EntertainHR: Advice from Anora: Classify Correctly!
I have said it many times – summer is for movies! Blockbusters, indies, and comedies (or whatever films you enjoy) just make a summer night better. Summer is also halfway to the film industry’s most illustrious awards show, the Oscars. That got me thinking, which films are frontrunners for Oscars glory?
Well, if the 97th Academy Awards were any indication, a romantic comedy-drama with a fresh storyline is likely the way to go (apologies to all the superhero buffs out there). I’m specifically thinking of Anora, which received six nominations at the 2024 Oscars and won the Academy Award for Best Picture, Best Director, Best Actress, Best Original Screenplay, and Best Film Editing. It was quite the performance.
But what is Anora about (if you have not yet seen the film), and what does it have to do with employment law? Well, Anora is the story of a young exotic dancer, Anora “Ani” Mikheeva (played by Mikey Madison), living in Brooklyn. One night at work, Ani meets a club patron, Ivan “Vanya” Zakharov (played by Mark Eydelshteyn), the son of a Russian oligarch. Vanya is immediately smitten with Ani, and the two begin seeing each other more and more frequently.
Eventually, they take an impromptu trip with friends to Las Vegas, where Vanya suddenly proposes to Ani. The two elope at a Las Vegas chapel, and that’s where the craziness begins (hard to believe, I know). News of Vanya’s marriage reaches his parents in Russia, and they are most disappointed.
Eager to undo their son’s rash decision, the Russian oligarchs put in motion a plan to annul the marriage. The rest of the story? You’ll have to see for yourself.
But what does any of that have to do with employment law? Anora reminded me of a slew of cases that spread throughout the country a few years back. These cases involved exotic dance clubs. The common issue was: are exotic dancers employees, or are they independent contractors? This is a fact-intensive issue, but the courts overwhelmingly found that the dancers were, in fact, employees. The clubs’ problem? They classified all the dancers as independent contractors.
Why is that important? Because independent contractors and employees are entitled to different protections under both federal and state law. For federal law specifically, the Fair Labor Standards Act (“FLSA”) requires employers to pay employees at least $7.25 per hour for the first 40 hours worked in a one-week period.
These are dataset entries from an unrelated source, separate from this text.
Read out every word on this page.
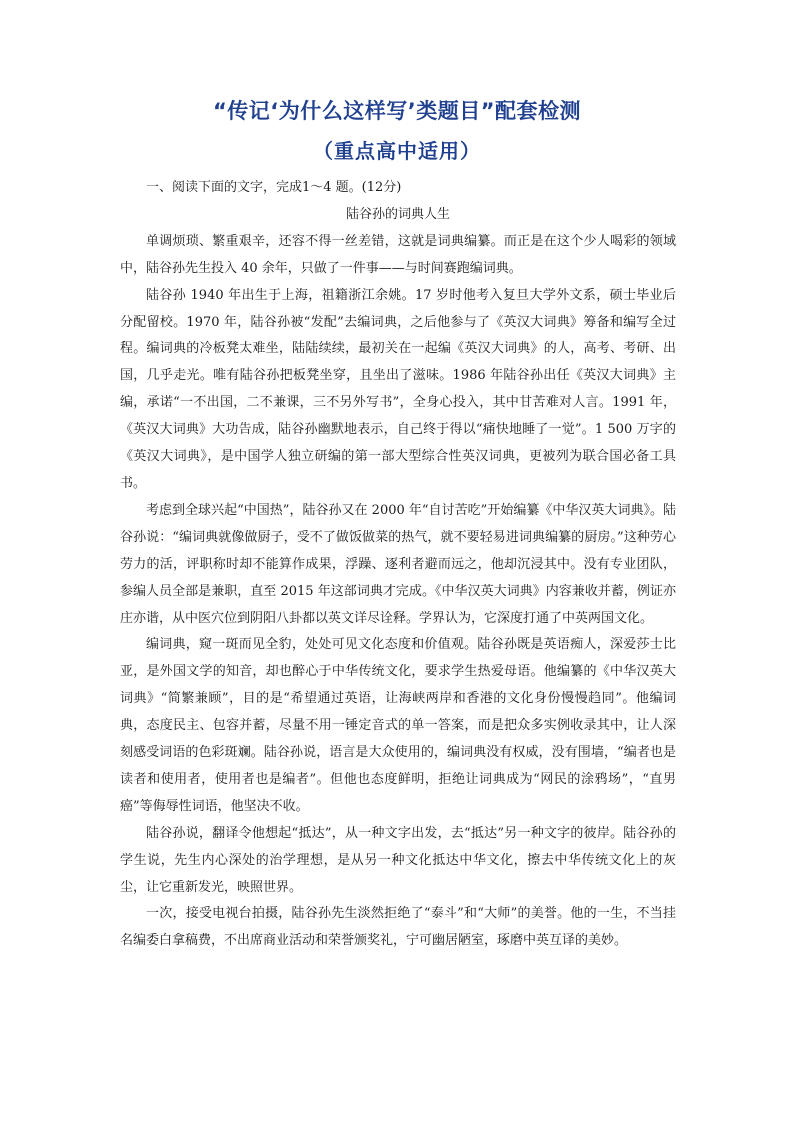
“传记‘为什么这样写’类题目”配套检测
（重点高中适用）

一、阅读下面的文字，完成1～4 题。(12分)

陆谷孙的词典人生

单调烦琐、繁重艰辛，还容不得一丝差错，这就是词典编纂。而正是在这个少人喝彩的领域中，陆谷孙先生投入 40 余年，只做了一件事——与时间赛跑编词典。

陆谷孙 1940 年出生于上海，祖籍浙江余姚。17 岁时他考入复旦大学外文系，硕士毕业后分配留校。1970 年，陆谷孙被“发配”去编词典，之后他参与了《英汉大词典》筹备和编写全过程。编词典的冷板凳太难坐，陆陆续续，最初关在一起编《英汉大词典》的人，高考、考研、出国，几乎走光。唯有陆谷孙把板凳坐穿，且坐出了滋味。1986 年陆谷孙出任《英汉大词典》主编，承诺“一不出国，二不兼课，三不另外写书”，全身心投入，其中甘苦难对人言。1991 年，《英汉大词典》大功告成，陆谷孙幽默地表示，自己终于得以“痛快地睡了一觉”。1 500 万字的《英汉大词典》，是中国学人独立研编的第一部大型综合性英汉词典，更被列为联合国必备工具书。

考虑到全球兴起“中国热”，陆谷孙又在 2000 年“自讨苦吃”开始编纂《中华汉英大词典》。陆谷孙说：“编词典就像做厨子，受不了做饭做菜的热气，就不要轻易进词典编纂的厨房。”这种劳心劳力的活，评职称时却不能算作成果，浮躁、逐利者避而远之，他却沉浸其中。没有专业团队，参编人员全部是兼职，直至 2015 年这部词典才完成。《中华汉英大词典》内容兼收并蓄，例证亦庄亦谐，从中医穴位到阴阳八卦都以英文详尽诠释。学界认为，它深度打通了中英两国文化。

编词典，窥一斑而见全豹，处处可见文化态度和价值观。陆谷孙既是英语痴人，深爱莎士比亚，是外国文学的知音，却也醉心于中华传统文化，要求学生热爱母语。他编纂的《中华汉英大词典》“简繁兼顾”，目的是“希望通过英语，让海峡两岸和香港的文化身份慢慢趋同”。他编词典，态度民主、包容并蓄，尽量不用一锤定音式的单一答案，而是把众多实例收录其中，让人深刻感受词语的色彩斑斓。陆谷孙说，语言是大众使用的，编词典没有权威，没有围墙，“编者也是读者和使用者，使用者也是编者”。但他也态度鲜明，拒绝让词典成为“网民的涂鸦场”，“直男癌”等侮辱性词语，他坚决不收。

陆谷孙说，翻译令他想起“抵达”，从一种文字出发，去“抵达”另一种文字的彼岸。陆谷孙的学生说，先生内心深处的治学理想，是从另一种文化抵达中华文化，擦去中华传统文化上的灰尘，让它重新发光，映照世界。

一次，接受电视台拍摄，陆谷孙先生淡然拒绝了“泰斗”和“大师”的美誉。他的一生，不当挂名编委白拿稿费，不出席商业活动和荣誉颁奖礼，宁可幽居陋室，琢磨中英互译的美妙。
When an employee works more than 40 hours in a one-week period, they are entitled to overtime, which means they make time and a half ($7.25 X 1.5 = $10.875) for any additional hours they work in that one-week period. In other words, it is eminently important that employers properly classify workers as employees or independent contractors.
Under the FLSA, this question is analyzed using the “economic reality” test, a multifactorial test that examines the economic relationship between the employer and the worker. When an employer improperly classifies workers, say by treating them as independent contractors and not as employees, liability grows quickly. Improperly classified workers can sue to recover lost wages and potentially liquidated damages.
Moreover, workers could certify a class of plaintiffs and sue an employer together, the route taken by many of the exotic dancers in the cases I mentioned above. Either way, improper classification is bad news for employers.
So, what advice can we pull from Anora? First, watch some good films this summer! You will not regret it. Second, ensure you properly classify workers. To be safe, it is always best to hire a knowledgeable and experienced employment attorney, preferably one with ample wage and hour experience, to assist you with this process.
It is unlikely that a Russian oligarch will seek you out for improperly classifying workers. But those workers, the Department of Labor Wage and Hour Division, or one of the many state agencies just might.